Pemerintah Didesak Kaji Ulang Kebijakan Efisiensi Anggaran

2 days ago 6
Pemerintah Didesak Kaji Ulang Kebijakan Efisiensi Anggaran Ilustrasi(Antara)

Pemerintah didesak mempertimbangkan kembali kebijakan efisiensi atau realokasi anggaran. Pasalnya, langkah itu menghambat pertumbuhan sektor riil lantaran belanja pemerintah untuk beberapa kegiatan dan program dipangkas besar-besaran.

"Ketika belanja pemerintah berkurang, sektor perhotelan, pariwisata, dan industri jasa langsung mengalami penurunan permintaan," ujar Guru Besar Fakultas Ekonomi Universitas Andalan Syafruddin Karimi kepada Media Indonesia, Selasa (11/3).

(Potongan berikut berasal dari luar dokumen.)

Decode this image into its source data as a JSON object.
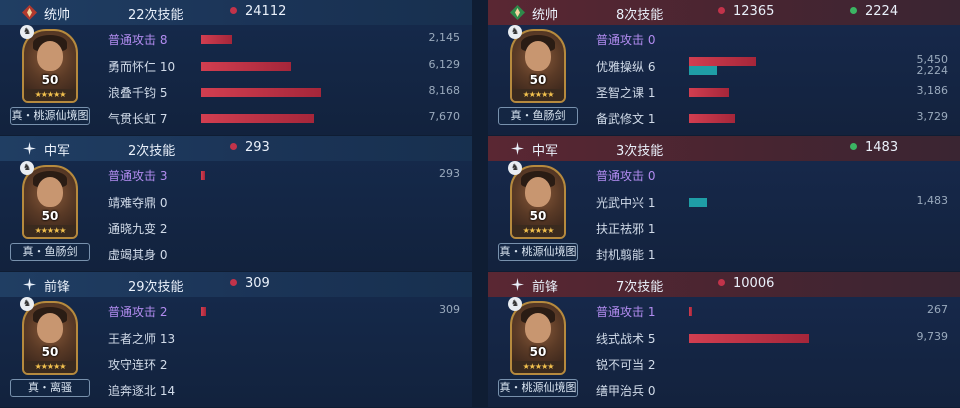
{
  "colors": {
    "damage_bar": "#d23e50",
    "heal_bar": "#1f9ea6",
    "purple_skill": "#b28cf0"
  },
  "left": [
    {
      "role": "统帅",
      "skill_count": "22次技能",
      "damage": "24112",
      "heal": "",
      "level": "50",
      "stars": "★★★★★",
      "weapon": "真・桃源仙境图",
      "skills": [
        {
          "name": "普通攻击",
          "count": "8",
          "damage": "2,145",
          "damage_frac": 0.26,
          "heal": "",
          "heal_frac": 0,
          "purple": true
        },
        {
          "name": "勇而怀仁",
          "count": "10",
          "damage": "6,129",
          "damage_frac": 0.75,
          "heal": "",
          "heal_frac": 0
        },
        {
          "name": "浪叠千钧",
          "count": "5",
          "damage": "8,168",
          "damage_frac": 1.0,
          "heal": "",
          "heal_frac": 0
        },
        {
          "name": "气贯长虹",
          "count": "7",
          "damage": "7,670",
          "damage_frac": 0.94,
          "heal": "",
          "heal_frac": 0
        }
      ]
    },
    {
      "role": "中军",
      "skill_count": "2次技能",
      "damage": "293",
      "heal": "",
      "level": "50",
      "stars": "★★★★★",
      "weapon": "真・鱼肠剑",
      "skills": [
        {
          "name": "普通攻击",
          "count": "3",
          "damage": "293",
          "damage_frac": 0.036,
          "heal": "",
          "heal_frac": 0,
          "purple": true
        },
        {
          "name": "靖难夺鼎",
          "count": "0",
          "damage": "",
          "damage_frac": 0,
          "heal": "",
          "heal_frac": 0
        },
        {
          "name": "通晓九变",
          "count": "2",
          "damage": "",
          "damage_frac": 0,
          "heal": "",
          "heal_frac": 0
        },
        {
          "name": "虚竭其身",
          "count": "0",
          "damage": "",
          "damage_frac": 0,
          "heal": "",
          "heal_frac": 0
        }
      ]
    },
    {
      "role": "前锋",
      "skill_count": "29次技能",
      "damage": "309",
      "heal": "",
      "level": "50",
      "stars": "★★★★★",
      "weapon": "真・离骚",
      "skills": [
        {
          "name": "普通攻击",
          "count": "2",
          "damage": "309",
          "damage_frac": 0.038,
          "heal": "",
          "heal_frac": 0,
          "purple": true
        },
        {
          "name": "王者之师",
          "count": "13",
          "damage": "",
          "damage_frac": 0,
          "heal": "",
          "heal_frac": 0
        },
        {
          "name": "攻守连环",
          "count": "2",
          "damage": "",
          "damage_frac": 0,
          "heal": "",
          "heal_frac": 0
        },
        {
          "name": "追奔逐北",
          "count": "14",
          "damage": "",
          "damage_frac": 0,
          "heal": "",
          "heal_frac": 0
        }
      ]
    }
  ],
  "right": [
    {
      "role": "统帅",
      "skill_count": "8次技能",
      "damage": "12365",
      "heal": "2224",
      "level": "50",
      "stars": "★★★★★",
      "weapon": "真・鱼肠剑",
      "skills": [
        {
          "name": "普通攻击",
          "count": "0",
          "damage": "",
          "damage_frac": 0,
          "heal": "",
          "heal_frac": 0,
          "purple": true
        },
        {
          "name": "优雅操纵",
          "count": "6",
          "damage": "5,450",
          "damage_frac": 0.56,
          "heal": "2,224",
          "heal_frac": 0.23
        },
        {
          "name": "圣智之课",
          "count": "1",
          "damage": "3,186",
          "damage_frac": 0.33,
          "heal": "",
          "heal_frac": 0
        },
        {
          "name": "备武修文",
          "count": "1",
          "damage": "3,729",
          "damage_frac": 0.38,
          "heal": "",
          "heal_frac": 0
        }
      ]
    },
    {
      "role": "中军",
      "skill_count": "3次技能",
      "damage": "",
      "heal": "1483",
      "level": "50",
      "stars": "★★★★★",
      "weapon": "真・桃源仙境图",
      "skills": [
        {
          "name": "普通攻击",
          "count": "0",
          "damage": "",
          "damage_frac": 0,
          "heal": "",
          "heal_frac": 0,
          "purple": true
        },
        {
          "name": "光武中兴",
          "count": "1",
          "damage": "",
          "damage_frac": 0,
          "heal": "1,483",
          "heal_frac": 0.15
        },
        {
          "name": "扶正祛邪",
          "count": "1",
          "damage": "",
          "damage_frac": 0,
          "heal": "",
          "heal_frac": 0
        },
        {
          "name": "封机翦能",
          "count": "1",
          "damage": "",
          "damage_frac": 0,
          "heal": "",
          "heal_frac": 0
        }
      ]
    },
    {
      "role": "前锋",
      "skill_count": "7次技能",
      "damage": "10006",
      "heal": "",
      "level": "50",
      "stars": "★★★★★",
      "weapon": "真・桃源仙境图",
      "skills": [
        {
          "name": "普通攻击",
          "count": "1",
          "damage": "267",
          "damage_frac": 0.027,
          "heal": "",
          "heal_frac": 0,
          "purple": true
        },
        {
          "name": "线式战术",
          "count": "5",
          "damage": "9,739",
          "damage_frac": 1.0,
          "heal": "",
          "heal_frac": 0
        },
        {
          "name": "锐不可当",
          "count": "2",
          "damage": "",
          "damage_frac": 0,
          "heal": "",
          "heal_frac": 0
        },
        {
          "name": "缮甲治兵",
          "count": "0",
          "damage": "",
          "damage_frac": 0,
          "heal": "",
          "heal_frac": 0
        }
      ]
    }
  ]
}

Menurutnya, hal itu amat disayangkan. Apalagi, sektor-sektor tersebut amat bergantung pada aktivitas konsumsi yang sering kali didorong dari pengeluaran negara seperti perjalanan dinas, penyelenggaraan acara, hingga proyek yang menunjang mobilitas masyarakat. Syafruddin mengatakan, efisiensi anggaran memang diperlukan. Namun semestinya hal itu tak serta merta menyebabkan pertumbuhan ekonomi jadi stagnan. Jika tetap kukuh menggunakan kebijakan efisiensi saat ini, diperlukan kebijakan lain sebagai penyeimbang.

"Perlu mengimbanginya dengan kebijakan yang mendorong sektor terdampak agar tetap tumbuh. Stimulus fiskal dapat menjadi solusi untuk menjaga daya beli masyarakat, misalnya melalui insentif pajak bagi industri terdampak atau program bantuan bagi pekerja sektor jasa. Insentif semacam ini akan memastikan bahwa bisnis tetap berjalan dan tenaga kerja tetap terserap," jelasnya. 

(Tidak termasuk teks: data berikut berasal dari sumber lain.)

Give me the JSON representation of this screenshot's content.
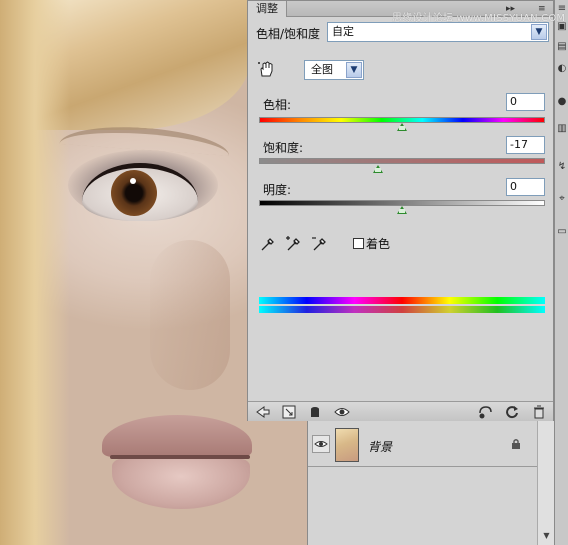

Selain itu, pemerintah juga dinilai dapat mendorong investasi di sektor produktif guna menciptakan lapangan kerja baru, mengingat tren pemutusan hubungan kerja (PHK) yang terus terjadi. Sektor manudaktur dan teknologi, kata Syafruddin, dapat menjadi prioritas dalam strategi mendongkrak perekonomian saat ini.

"Jadi, pemerintah harus memastikan bahwa efisiensi anggaran benar-benar bertujuan untuk mengoptimalkan penggunaan dana, bukan sekadar memangkas belanja yang justru memperlambat pertumbuhan ekonomi," kata dia. 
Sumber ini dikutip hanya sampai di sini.